I believe this file comes inside of the talos.zip we create.

I noticed that something weird was happening when calling this:
version = dm2.verifySendCMD(['ver'], newline=False).split('\n')[0]
which would block in [1]:
> temp = self._sock.recv(1024)

[1] http://hg.mozilla.org/mozilla-central/file/bfb1b7520ce9/build/mobile/devicemanagerSUT.py#l243
It does not need the to know where the apk is since the script updateSUT.py knows that.
This probably won't be the final location of updateSUT.py.

We probably need another modification for unit tests.
It seems that time.sleep(90) or updt command + reboot is not very liked by buildbot

It seems like a flushing of the python output would have made this more meaningful.

python updateSUT.py 10.250.49.9
 in dir /builds/tegra-022/test/../talos-data/talos/mozdevice (timeout 1200 secs)
 watching logfiles {}
 argv: ['python', 'updateSUT.py', '10.250.49.9']
 environment:
  PATH=/opt/local/bin:/opt/local/sbin:/opt/local/Library/Frameworks/Python.framework/Versions/2.6/bin:/usr/bin:/bin:/usr/sbin:/sbin:/usr/local/bin:/usr/X11/bin
  PWD=/builds/tegra-022/talos-data/talos/mozdevice
  SUT_IP=10.250.49.9
  SUT_NAME=tegra-022
  __CF_USER_TEXT_ENCODING=0x1F6:0:0
 closing stdin
 using PTY: False
process killed by signal 15
program finished with exit code -1
elapsedTime=11.060346
I am trying to look for a place to download the older sut agent so I can downgrade the staging slaves.

Any suggestions on where I could find it?

I am still trying to figure out how to deal with the problem we hit in comment 5.
BTW I could also have a downtime and forget about making the update of the SUT agent a standard procedure.
Depends on: 735260
Attachment #605026 - Attachment is obsolete: true
Attachment #605439 - Flags: review?(jmaher)
Attachment #605439 - Flags: review?(bear)
Comment on attachment 605439 [details] [diff] [review]
[tools/sut_tools] script to download latest sut agent if tegra is running older version

Review of attachment 605439 [details] [diff] [review]:
-----------------------------------------------------------------

this looks good, I think there is enough looping logic in here to avoid any looping logic in any other code that calls this.

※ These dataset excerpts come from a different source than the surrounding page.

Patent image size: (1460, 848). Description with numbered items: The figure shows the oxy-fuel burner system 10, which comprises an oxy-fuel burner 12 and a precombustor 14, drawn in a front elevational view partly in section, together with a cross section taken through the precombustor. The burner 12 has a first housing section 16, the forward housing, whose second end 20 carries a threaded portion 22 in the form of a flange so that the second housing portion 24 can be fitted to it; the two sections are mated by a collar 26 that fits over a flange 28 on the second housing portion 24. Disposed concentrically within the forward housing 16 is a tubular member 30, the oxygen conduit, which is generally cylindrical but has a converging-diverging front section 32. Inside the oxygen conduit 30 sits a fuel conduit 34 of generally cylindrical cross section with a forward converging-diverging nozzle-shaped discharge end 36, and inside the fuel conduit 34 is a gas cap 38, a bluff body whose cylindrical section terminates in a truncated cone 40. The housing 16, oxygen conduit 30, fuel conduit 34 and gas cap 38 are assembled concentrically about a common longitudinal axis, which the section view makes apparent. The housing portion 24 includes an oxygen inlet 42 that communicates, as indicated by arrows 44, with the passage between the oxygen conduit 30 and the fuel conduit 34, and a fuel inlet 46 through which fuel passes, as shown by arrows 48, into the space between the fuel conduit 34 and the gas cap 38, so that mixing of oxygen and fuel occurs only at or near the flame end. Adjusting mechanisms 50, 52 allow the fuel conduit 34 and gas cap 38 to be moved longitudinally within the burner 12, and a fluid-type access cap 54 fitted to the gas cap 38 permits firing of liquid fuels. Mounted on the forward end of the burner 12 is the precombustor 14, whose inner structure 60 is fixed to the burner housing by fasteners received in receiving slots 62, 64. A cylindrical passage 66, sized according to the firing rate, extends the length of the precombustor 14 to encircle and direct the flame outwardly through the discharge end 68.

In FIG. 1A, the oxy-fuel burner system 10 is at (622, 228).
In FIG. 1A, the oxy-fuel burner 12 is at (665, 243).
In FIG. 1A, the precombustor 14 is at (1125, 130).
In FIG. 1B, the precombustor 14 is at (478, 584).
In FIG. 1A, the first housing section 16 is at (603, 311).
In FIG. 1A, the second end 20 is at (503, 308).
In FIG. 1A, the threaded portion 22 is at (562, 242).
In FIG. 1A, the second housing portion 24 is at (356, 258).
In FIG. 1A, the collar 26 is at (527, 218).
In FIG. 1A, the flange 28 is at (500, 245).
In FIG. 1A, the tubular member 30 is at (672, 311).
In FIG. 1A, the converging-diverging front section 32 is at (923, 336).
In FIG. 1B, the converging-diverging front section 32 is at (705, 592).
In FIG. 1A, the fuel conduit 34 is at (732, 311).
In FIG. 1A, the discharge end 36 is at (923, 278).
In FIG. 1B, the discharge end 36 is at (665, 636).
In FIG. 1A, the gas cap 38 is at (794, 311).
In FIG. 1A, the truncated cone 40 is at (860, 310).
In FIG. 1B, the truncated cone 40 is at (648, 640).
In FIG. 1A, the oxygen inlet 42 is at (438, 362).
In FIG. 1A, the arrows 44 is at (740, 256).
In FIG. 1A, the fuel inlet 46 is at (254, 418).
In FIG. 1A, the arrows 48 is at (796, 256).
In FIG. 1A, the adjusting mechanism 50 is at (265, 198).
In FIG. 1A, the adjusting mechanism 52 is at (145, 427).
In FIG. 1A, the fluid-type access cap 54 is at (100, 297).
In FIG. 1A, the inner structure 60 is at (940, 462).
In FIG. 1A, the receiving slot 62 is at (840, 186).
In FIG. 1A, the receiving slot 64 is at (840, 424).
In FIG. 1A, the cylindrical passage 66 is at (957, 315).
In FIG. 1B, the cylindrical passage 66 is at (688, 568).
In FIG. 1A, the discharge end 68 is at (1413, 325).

::: sut_tools/updateSUT.py
@@ +52,5 @@
> +                      (target_version, version)
> +                sys.exit(1)
> +            print "INFO: updateSUT.py: We're now running %s" % version
> +            sys.exit(0)
> +        except:

when do we get in this except clause?  is that during dm2.sendCMD() ?
Attachment #605439 - Flags: review?(jmaher) → review+
I am going to wrap up bug 735260 in here.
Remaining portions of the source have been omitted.